Please note that this also affects the corresponding variables in the dataset $KIND (and KIDLONG) and BIOPAREN.

  • We do no longer have additional variables on birth date (GEBJAHR and GEBMONAT) and sex (SEX) in our dataset KIDLONG, please use instead the more intensively checked versions in PPFAD.
  • Last year, we already provided the interviewer data with a new variable, INTID, which is unified across all waves and takes the place of the respective file-specific variables ($INTNR). The new variable was determined through one-time generation of a random number; it is therefore fixed and remains consistent in an integrated master file (not contained in the data distribution) for SOEPcore as well as for FiD (Families in Germany) and SOEP-IS (innovation panel). In addition to generating the INTIDs and updating the interviewer characteristics in INTVIEW, we have also made the following revisions:
    • The dataset INTVIEW no longer contains just the interviewer with interviewer characteristics but also all available interviewer numbers. To provide this information, we extracted all interviewer numbers from all available datasets. Flag variables in INTVIEW show whether other interviewer characteristics are available for this particular INTID or not.
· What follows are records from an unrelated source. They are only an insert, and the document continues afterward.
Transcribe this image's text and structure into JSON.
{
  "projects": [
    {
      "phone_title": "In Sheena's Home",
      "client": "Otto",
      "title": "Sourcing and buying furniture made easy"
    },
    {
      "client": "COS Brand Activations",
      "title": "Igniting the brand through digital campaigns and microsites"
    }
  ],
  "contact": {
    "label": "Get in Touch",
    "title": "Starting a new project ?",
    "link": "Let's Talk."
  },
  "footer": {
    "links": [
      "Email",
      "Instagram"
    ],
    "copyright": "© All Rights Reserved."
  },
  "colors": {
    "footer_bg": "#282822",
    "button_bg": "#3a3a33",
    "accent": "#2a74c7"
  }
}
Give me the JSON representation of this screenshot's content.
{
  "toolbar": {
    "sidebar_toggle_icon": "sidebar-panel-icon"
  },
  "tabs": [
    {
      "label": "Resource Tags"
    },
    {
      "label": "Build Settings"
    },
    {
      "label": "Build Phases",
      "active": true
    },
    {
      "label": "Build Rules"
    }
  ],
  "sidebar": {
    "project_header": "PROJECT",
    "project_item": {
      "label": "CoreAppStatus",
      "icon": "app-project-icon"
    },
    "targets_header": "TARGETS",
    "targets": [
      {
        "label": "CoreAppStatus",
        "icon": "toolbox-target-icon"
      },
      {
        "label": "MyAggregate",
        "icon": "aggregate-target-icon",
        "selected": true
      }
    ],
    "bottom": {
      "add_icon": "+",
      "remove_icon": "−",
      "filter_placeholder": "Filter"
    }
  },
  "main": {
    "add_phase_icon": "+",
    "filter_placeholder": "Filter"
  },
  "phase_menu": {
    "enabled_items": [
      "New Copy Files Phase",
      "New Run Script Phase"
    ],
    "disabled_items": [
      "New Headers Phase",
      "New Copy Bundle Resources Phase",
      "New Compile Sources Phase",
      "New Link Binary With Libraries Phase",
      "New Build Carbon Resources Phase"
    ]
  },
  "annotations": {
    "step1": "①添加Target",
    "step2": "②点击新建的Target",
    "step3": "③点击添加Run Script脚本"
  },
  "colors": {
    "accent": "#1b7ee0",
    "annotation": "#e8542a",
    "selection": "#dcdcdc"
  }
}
    • A total of 181 INTIDs were newly assigned in the updated data, allowing these to be directly linked with the respective interviewer characteristics. This is due to the assignment of numbers by Infratest in East Germany from 1990 to 1995, when there were still some independent interviewers (IBB-numbers) for the East sample whose numbers were assigned according to a different system. These had to be harmonized with the interviewer numbers that were merged later.
  • BIOAGE03: the codes for personality was changed from 1-11 to 0-10 and is now consistent with the codes for personality in bioage06.
  • BIOAGE06: in 2008, for personality, the value zero was mistakenly coded -2. This mistake was corrected. This resulted in up to 65 additional valid cases for some traits in the survey year 2008.
  • $FAMSTD: In generating current marital status, current and previous year were switched for some cases in 2011 in v28.
  • In 2012, the questionnaire provides one-time-only information on the size of the local establishment in addition to the size of the entire company (BETR$$). The enriched questionnaire revealed that in previous interviews, some individuals mistakenly provided information on the local establishment size instead of the entire company size, especially if their entire company had 2000 or more employees. Due to the importance of longitudinal consistency, these persons were identified, and their 2012 original value of the entire company size BETR12 was replaced by their value of the local establishment size. These modifications also affected the variable ALLBET12. Please see the data documentation for further details.
  • The variable RUEBSTD ("overtime hours during last month" in 2001) had cases with incorrect non-response missings (-1), since respondents without overtime mistakenly were assigned to this category. In the corrected version, the value for these respondents is correctly coded as zero overtime hours.
  • With the variable vh4601 and the equivalent variables in the following years, the label "contributions over 2,500 euros" was used, but actually the questionnaire asked for "contributions over 500 euros". The label was corrected.
  • The variables ZERWZEIT and BAERWZEIT ("length of time with firm" in 2009 and 2010) had to be corrected for respondents in sample I who did not have their wave 2009 interview and wave 2010 interview in the respective year but at the beginning of the following year (2010 and 2011). Due to the longitudinal consistency check, these individuals mistakenly received an implausible value (-3) for BAERWZEIT. In the corrected version, the non-missing values of these respondents are considered to be valid and not set to missing.
  • LOC1989: In generating the data, persons are now included who never participated. As a result, the -2 means "does not apply, born before 1989" as planned for this variable. Respondents who have never participated and who were unable to gather information from other sources were set to -1 ("no answer").
  • The variables EXPFT$$, EXPPT$$, and EXPUE$$ (experience in full-time employment, part-time employment, and unemployment) have been improved. The variables reflect now the total length of full-time/part-time/unemployment in the respondent's career up to the point of the interview in a given year (instead of only up to December of the previous year). Since monthly employment activities are asked retrospectively in the following year, the variables cannot be updated for the most current wave.
  • The variable AHINC$$ in dataset $HGEN is no longer part of the data distribution, we recommend to use the completely (multiple) imputed monthly net household income from variables I$HINC$$ (or dataset MIHINC in long format over all years).
  • The variables ATATZEIT, AVEBZEIT, AUEBSTD and AERWZEIT were mixed up in the data distribution v28 and had to be corrected:
    • The correct values of ATATZEIT were found in the variable AERWZEIT.
    • The correct values of AVEBZEIT were found in the variable ATATZEIT.
    • The correct values of AUEBSTD were found in the variable AVEBZEIT.
    • The correct values of AERWZEIT were found in the variable AERWZEIT of the data distribution v27.